L’apport des services numériques dans le post confinement avec le coronavirus

Azélio Camille Navarro
Mardi 12 mai 2020

Pas de retour à la vie d’avant, mais une vie « avec »

L’épidémie de Coronavirus a mis en évidence l’incroyable adaptabilité des structures de santé et des professionnels de santé à déployer de nouvelles organisations, et a inscrit les services numériques au cœur des pratiques professionnelles. Le recours à la téléconsultation s’est développé en un temps record et le suivi à distance des patients symptomatiques (depuis leur domicile) a permis à certains patients de rester chez eux tout en bénéficiant d’un suivi médical de proximité. Les patients ont plébiscité ce type de service et les professionnels ont rapidement pris en main ces outils.

Des services numériques qui s’inscrivent dorénavant dans les pratiques des professionnels et des patients

Il ne s’agit pas d’une vie après le coronavirus mais d’une vie avec le coronavirus dans laquelle l’usage des services numériques en santé fait partie des pratiques quotidiennes des professionnels de santé et des patients.

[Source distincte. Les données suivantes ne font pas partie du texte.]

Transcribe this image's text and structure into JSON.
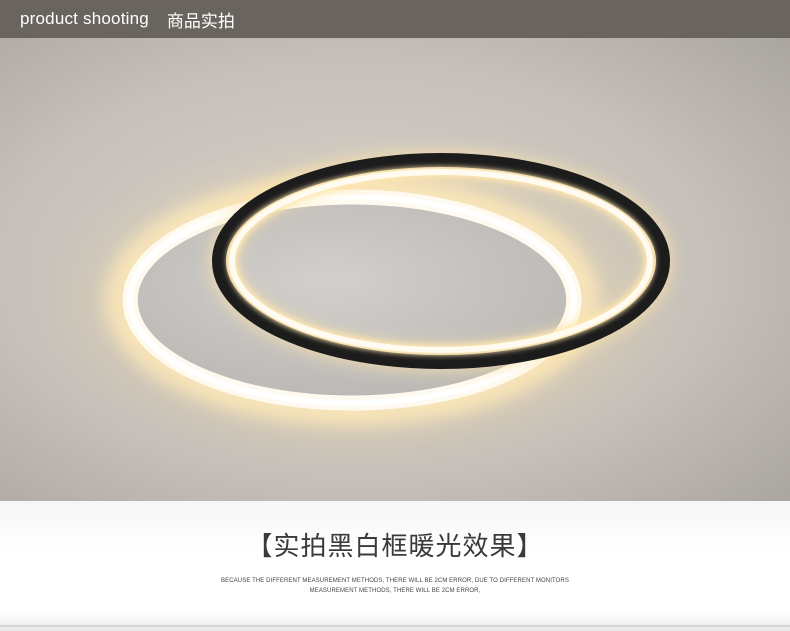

Les enjeux pour les structures sanitaires, sociales et médico-sociales consistent à définir les organisations et les services numériques nécessaires pour contrôler l’épidémie et éviter d’être confronté à une « deuxième vague », avec de nouveaux pics de contamination qui mettrait à nouveau l’ensemble des acteurs de la santé en tension.

Maîtriser le risque de contamination par la connaissance de la chaîne des cas contacts

Lorsqu’un cas de covid-19 est avéré, il s’agit de remonter la chaîne de contacts récents pour détecter les personnes qui ont potentiellement pu être infectées par le virus afin de les dépister et de les isoler pour limiter le risque de propagation. Il s’agit du contact tracing.

La détection des cas contacts reposera certainement en partie sur l’usage d’application de suivi des cas contacts, dont l’utilisation repose sur le volontariat du citoyen. L’analyse de la chaîne de contamination potentielle par simple interrogatoire limite l’analyse aux personnes connues du cas Covid+. Par exemple, il est impossible pour une personne d’identifier le contact à côté duquel il est resté assis 1h dans les transports en commun ; tout ceci dans le strict respect de la vie privée bien entendu.

Au-delà de la mise en œuvre technologique, il s’agit aussi de définir les organisations nécessaires à l’information et au suivi des cas contacts. Les cas contacts développeront ou non des symptômes, à des rythmes différents, et dont le niveau de gravité sera variable d’un individu à l’autre. Certains mêmes resteront asymptomatiques. Comment garantir un dépistage précoce du virus afin d’éviter que ces personnes soient elles-mêmes un facteur de propagation ? Comment assurer un suivi de ces cas contacts asymptomatiques ?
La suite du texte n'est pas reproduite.